Sustainable Profitability: The savings contributed directly to the clinic's bottom line without requiring additional revenue or cost-cutting elsewhere, and a portion of the savings is now being invested in technology that will be used to on-board and train new team members, and in an updated phone system.
The Takeaway: Your Payment Model Matters
This case highlights the importance of understanding your transaction profile and choosing a payment processing model that aligns with it. For medical clinics, where every dollar saved can be reinvested into better care or staff support, reducing fees through transparent and data-driven strategies is a powerful lever for profitability. Understanding your patient demographics and payment dynamics can pay dividends in the long run - but only if you hold your nose and go through the effort of setting it up properly.
FAQ’s
Q: What is a flat-rate credit card processing model?
A: A flat-rate model charges a fixed percentage on all transactions, regardless of card type or interchange fees.
Q: What is a Cost+ model in credit card processing?

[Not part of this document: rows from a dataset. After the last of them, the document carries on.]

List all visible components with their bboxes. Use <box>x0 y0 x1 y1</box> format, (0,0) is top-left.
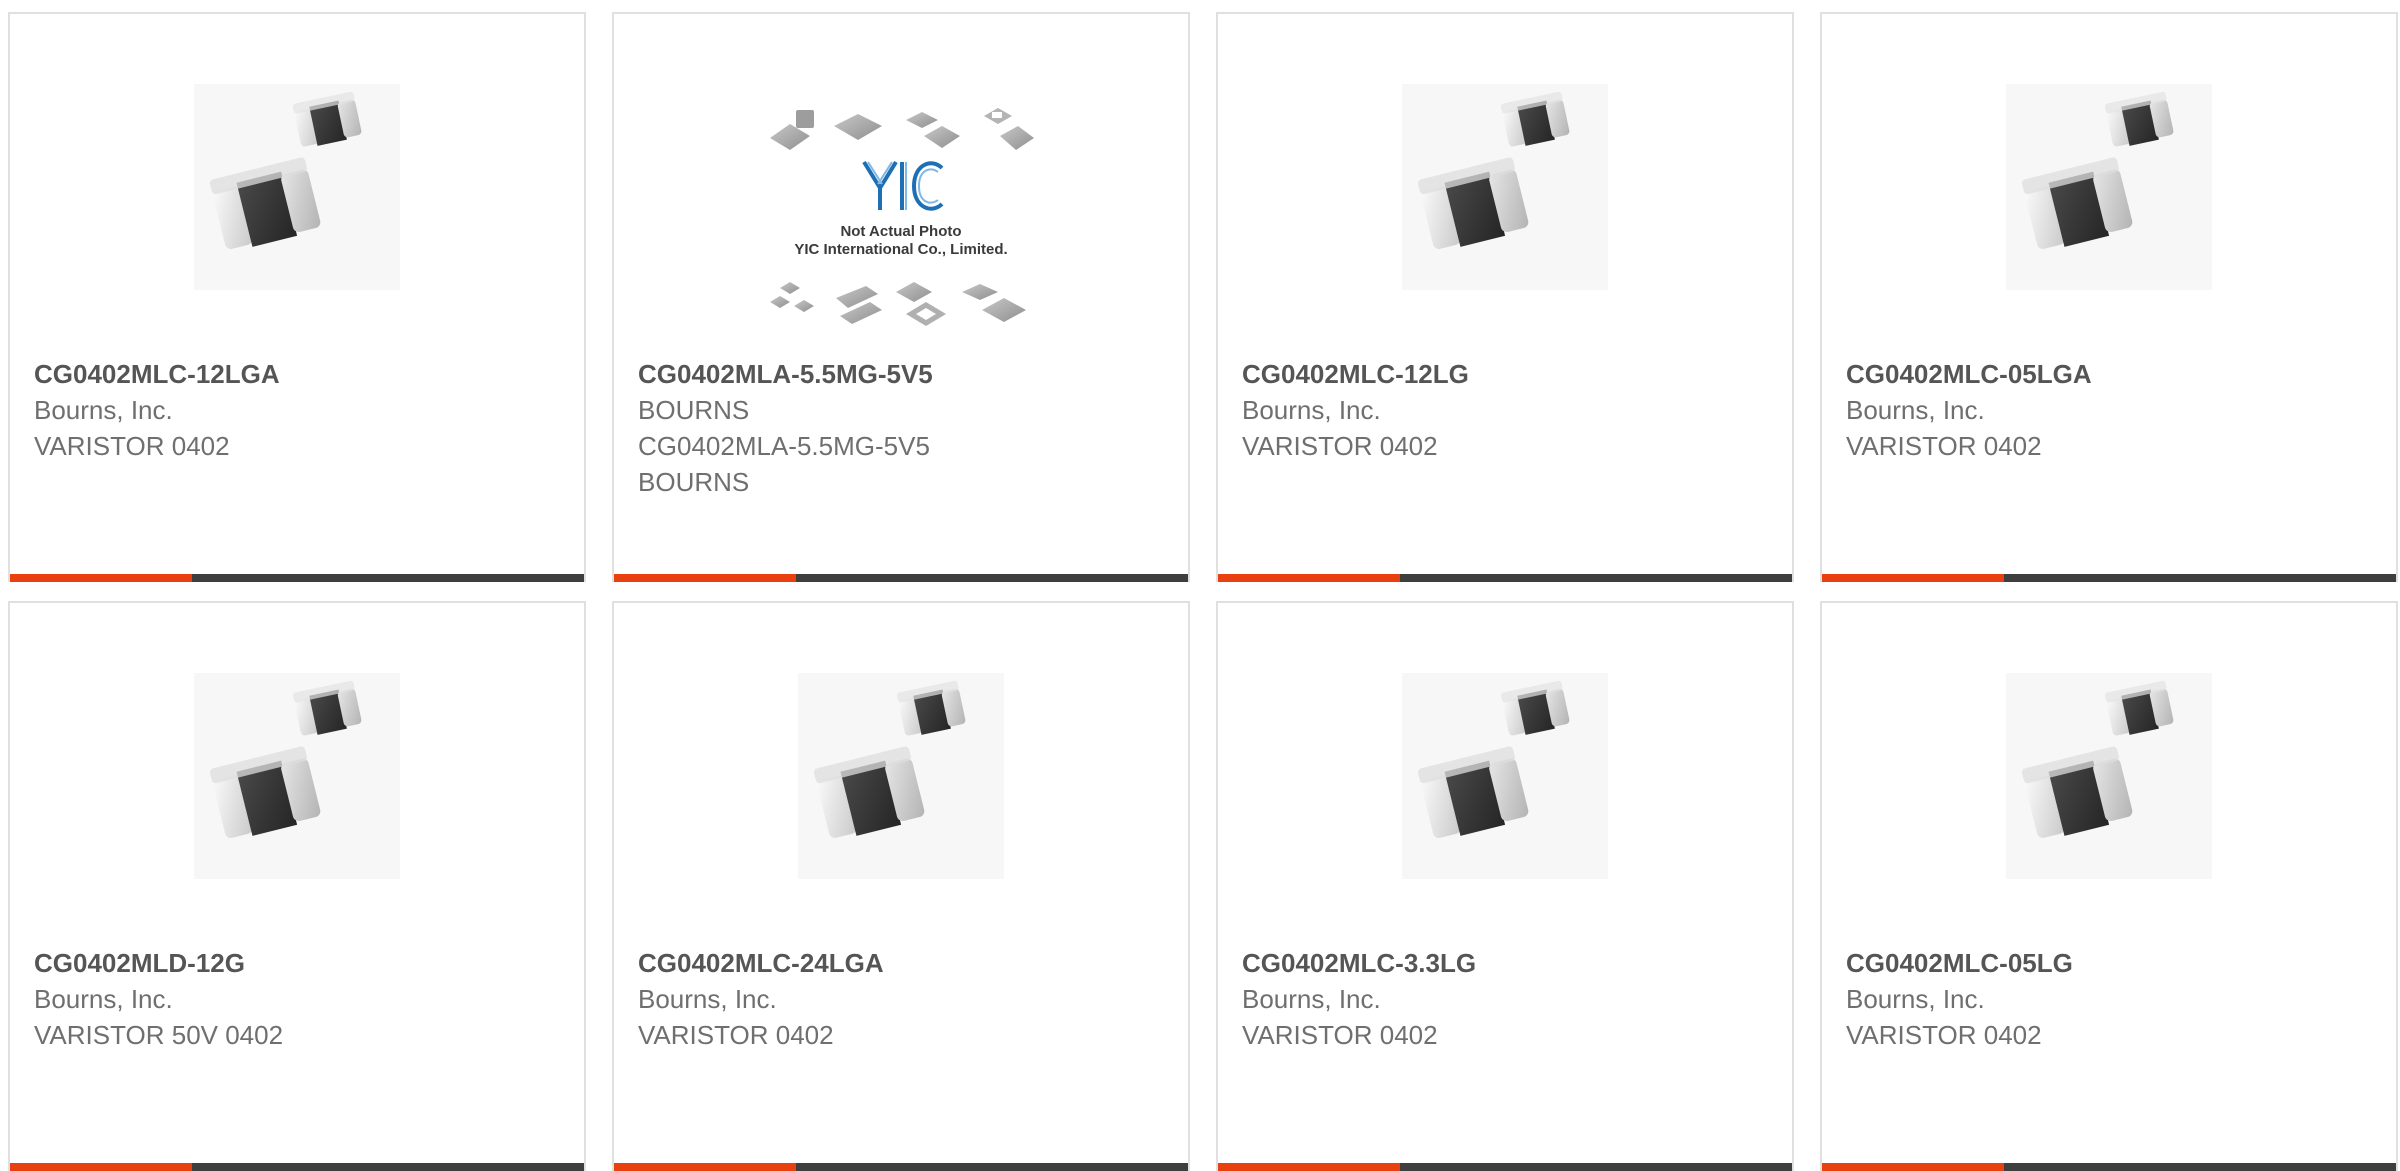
description: VARISTOR 0402 <box>1242 431 1438 461</box>
product-card[interactable]: CG0402MLC-12LGA Bourns, Inc. VARISTOR 04… <box>8 12 586 582</box>
yic-logo <box>862 160 944 211</box>
manufacturer: BOURNS <box>638 395 750 425</box>
varistor-chip-icon <box>1402 84 1608 290</box>
product-card[interactable]: CG0402MLC-05LG Bourns, Inc. VARISTOR 040… <box>1820 601 2398 1171</box>
product-card[interactable]: CG0402MLC-24LGA Bourns, Inc. VARISTOR 04… <box>612 601 1190 1171</box>
card-footer-accent <box>614 574 796 582</box>
manufacturer: Bourns, Inc. <box>1846 984 1985 1014</box>
product-image[interactable] <box>2006 673 2212 879</box>
card-footer-accent <box>614 1163 796 1171</box>
manufacturer: Bourns, Inc. <box>34 984 173 1014</box>
product-image[interactable] <box>798 673 1004 879</box>
product-card[interactable]: CG0402MLC-12LG Bourns, Inc. VARISTOR 040… <box>1216 12 1794 582</box>
card-footer-accent <box>1218 1163 1400 1171</box>
part-number[interactable]: CG0402MLC-12LGA <box>34 356 564 392</box>
description: VARISTOR 50V 0402 <box>34 1020 284 1050</box>
card-footer-accent <box>1822 1163 2004 1171</box>
product-image[interactable] <box>1402 84 1608 290</box>
image-caption: Not Actual Photo <box>840 223 961 240</box>
product-card[interactable]: Not Actual Photo YIC International Co., … <box>612 12 1190 582</box>
card-footer-accent <box>10 1163 192 1171</box>
varistor-chip-icon <box>1402 673 1608 879</box>
description: VARISTOR 0402 <box>1846 431 2042 461</box>
description: VARISTOR 0402 <box>1242 1020 1438 1050</box>
product-card[interactable]: CG0402MLC-3.3LG Bourns, Inc. VARISTOR 04… <box>1216 601 1794 1171</box>
part-number[interactable]: CG0402MLC-05LGA <box>1846 356 2376 392</box>
manufacturer: Bourns, Inc. <box>1242 984 1381 1014</box>
varistor-chip-icon <box>2006 84 2212 290</box>
product-info: CG0402MLC-05LG Bourns, Inc. VARISTOR 040… <box>1846 945 2376 1053</box>
product-card[interactable]: CG0402MLC-05LGA Bourns, Inc. VARISTOR 04… <box>1820 12 2398 582</box>
product-info: CG0402MLC-24LGA Bourns, Inc. VARISTOR 04… <box>638 945 1168 1053</box>
manufacturer: Bourns, Inc. <box>1242 395 1381 425</box>
product-info: CG0402MLD-12G Bourns, Inc. VARISTOR 50V … <box>34 945 564 1053</box>
manufacturer: Bourns, Inc. <box>638 984 777 1014</box>
image-caption: YIC International Co., Limited. <box>794 241 1007 258</box>
manufacturer: Bourns, Inc. <box>1846 395 1985 425</box>
description: VARISTOR 0402 <box>1846 1020 2042 1050</box>
product-info: CG0402MLC-05LGA Bourns, Inc. VARISTOR 04… <box>1846 356 2376 464</box>
yic-placeholder-icon: Not Actual Photo YIC International Co., … <box>770 108 1034 326</box>
varistor-chip-icon <box>798 673 1004 879</box>
card-footer-accent <box>1218 574 1400 582</box>
card-footer-accent <box>1822 574 2004 582</box>
product-info: CG0402MLC-12LGA Bourns, Inc. VARISTOR 04… <box>34 356 564 464</box>
product-grid: CG0402MLC-12LGA Bourns, Inc. VARISTOR 04… <box>8 12 2400 1171</box>
part-number[interactable]: CG0402MLD-12G <box>34 945 564 981</box>
part-number[interactable]: CG0402MLC-05LG <box>1846 945 2376 981</box>
product-info: CG0402MLC-3.3LG Bourns, Inc. VARISTOR 04… <box>1242 945 1772 1053</box>
product-image[interactable] <box>194 673 400 879</box>
description: BOURNS <box>638 467 750 497</box>
product-card[interactable]: CG0402MLD-12G Bourns, Inc. VARISTOR 50V … <box>8 601 586 1171</box>
product-info: CG0402MLA-5.5MG-5V5 BOURNS CG0402MLA-5.5… <box>638 356 1168 500</box>
description: CG0402MLA-5.5MG-5V5 <box>638 431 930 461</box>
description: VARISTOR 0402 <box>34 431 230 461</box>
product-image[interactable] <box>1402 673 1608 879</box>
varistor-chip-icon <box>194 84 400 290</box>
product-image[interactable] <box>2006 84 2212 290</box>
part-number[interactable]: CG0402MLC-12LG <box>1242 356 1772 392</box>
product-info: CG0402MLC-12LG Bourns, Inc. VARISTOR 040… <box>1242 356 1772 464</box>
description: VARISTOR 0402 <box>638 1020 834 1050</box>
manufacturer: Bourns, Inc. <box>34 395 173 425</box>
part-number[interactable]: CG0402MLC-24LGA <box>638 945 1168 981</box>
part-number[interactable]: CG0402MLA-5.5MG-5V5 <box>638 356 1168 392</box>
product-image[interactable]: Not Actual Photo YIC International Co., … <box>766 102 1036 334</box>
varistor-chip-icon <box>194 673 400 879</box>
part-number[interactable]: CG0402MLC-3.3LG <box>1242 945 1772 981</box>
varistor-chip-icon <box>2006 673 2212 879</box>
card-footer-accent <box>10 574 192 582</box>
product-image[interactable] <box>194 84 400 290</box>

A: The Cost+ model passes the actual interchange fee (determined by card networks) to the merchant, plus a small negotiated markup.
Q: How do I know if Cost+ is right for my clinic?
A: If your transactions involve mainly low-cost interchange cards like Visa and Mastercard, Cost+ can significantly reduce your fees.
Q: Why are flat-rate models more expensive for some clinics?
A: Flat-rate models simplify billing but often overcharge clinics by setting a high fixed percentage. If your patients primarily use cards with low interchange fees (like Visa or Mastercard), you're likely paying more than necessary.
Q: How can I calculate my clinic's potential savings by switching to a Cost+ model?
A: Review your current statements to identify your average transaction volume and effective rate. Compare that to a Cost+ structure with typical interchange fees. A payment processor can help simulate your potential savings.
Q: Will switching payment processors disrupt my clinic’s operations?
A: No, transitioning to a new processor can be seamless. Most processors handle the setup and provide training to ensure your staff can use the new system without any interruptions to daily operations.
Q: What are interchange fees, and how are they determined?
A: Interchange fees are charges set by card networks (like Visa or Mastercard) that the merchant pays for processing a transaction. They vary by card type, transaction amount, and other factors like the industry of the merchant.
Q: Can a Cost+ model work for clinics with diverse card usage?
A: Yes, but the effectiveness depends on your card mix. If you see significant usage of premium cards like AMEX, the savings may be lower. However, for most clinics with primarily Visa and Mastercard users, Cost+ can still offer substantial benefits.
Q: Are there any hidden fees with a Cost+ model?
A: A properly negotiated Cost+ agreement is transparent. Ensure your processor provides a clear breakdown of interchange fees and the "+" (markup) to avoid surprises. Look out for additional fees like statement fees or PCI compliance fees, which should be clarified upfront.